Shimonada Station (Ehime Prefecture)
When you’re already up in Ehime Prefecture to visit Dogo Onsen, why not pop by Shimonada Station? In the movie, when Chihiro was travelling to meet the twin sister of Yubaba who is the mistress of the bathhouse, the scene had views that looks exactly the same as the one you can see from the train windows from this station.
The trains from Shimonada Station runs along the coastline, blessing you with landscapes that you won’t even believe with your own very eyes. Nothing beats killing two birds with one stone — especially when you’re already down there in Ehime.
Ginzan Onsen (Yamagata Prefecture)
I know I’ve mentioned a few onsens already, but this one has to be mentioned as well. Ginzan Onsen, literally translated to Silver Mountain Hot Spring, can be found in Yamagata Prefecture and is already a must-visit tourist destination. When the sun sets and everything gets dark, the town lits up in golden hues from the yellow and orange lights — a magical view on its own.
Some say the ryokan called Notoya that can be found in Ginzan Onsen greatly resembles the bathhouse in Spirited Away. This Japanese inn was constructed in the Taisho Era and is also registered as one of the national cultural properties. It had gone renovation to maintain its preservation and now it looks like it came out from a period drama!
Although Studio Ghibli didn’t acknowledge this ryokan as one of its inspirations, the similarities are quite uncanny, in my opinion. Regardless, a visit to Ginzan Onsen will leave you speechless and an experience beyond words — you’ll get sucked into the nostalgia of olden Japan during its time of glory.
Hotel Gajoen (Tokyo)
This spot doesn’t require you to travel out of Tokyo — in fact, it’s located in the central area right next to Shibuya: Meguro. You might assume by its name that it’s merely a hotel, but Hotel Gajoen isn’t just a traveller’s accommodation; it’s also a wedding and dining venue!
The architecture of this establishment clearly resembles the designs of the Showa era with its carved pillars, lavish walls and ceilings, and glass windows. Its decorations are so elaborate you might think you’re walking in a museum!
If you haven’t spotted the similarities yet, I’ll just let you in on this one — Gajoen is actually the prototype of the banquet hall of the bathhouse in Spirited Away! What better way to immerse yourself in the spirit world of the film than by taking a tour inside the actual prototype building!

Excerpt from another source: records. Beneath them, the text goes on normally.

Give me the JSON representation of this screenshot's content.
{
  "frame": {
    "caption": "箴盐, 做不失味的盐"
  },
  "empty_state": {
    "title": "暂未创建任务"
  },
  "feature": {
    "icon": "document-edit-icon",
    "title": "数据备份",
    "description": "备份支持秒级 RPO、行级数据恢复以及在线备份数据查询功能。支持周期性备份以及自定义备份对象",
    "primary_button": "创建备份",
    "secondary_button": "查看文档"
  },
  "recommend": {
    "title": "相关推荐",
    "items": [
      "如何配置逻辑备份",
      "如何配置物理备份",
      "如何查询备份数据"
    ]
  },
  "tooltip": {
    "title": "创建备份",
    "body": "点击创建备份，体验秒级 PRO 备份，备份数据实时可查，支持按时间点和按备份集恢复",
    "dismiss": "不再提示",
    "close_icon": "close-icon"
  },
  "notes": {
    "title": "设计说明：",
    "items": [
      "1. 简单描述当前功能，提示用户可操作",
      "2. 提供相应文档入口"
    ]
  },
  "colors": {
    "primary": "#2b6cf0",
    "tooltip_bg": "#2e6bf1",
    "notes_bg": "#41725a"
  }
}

Get Ready To Be Spirited Away!
Whether you’re a big Ghibli and Spirited Away fan or not, these spots mentioned are still great places to visit when you’re in Japan. While you seek out the resemblances of the areas with the film, you’re also expanding your knowledge about Japanese culture and history — all by going to attractions that have a rich history and radiate an unbelievable ambiance.
So, what are you waiting for? Start planning your Japan trip and book your flights as soon as the borders are open!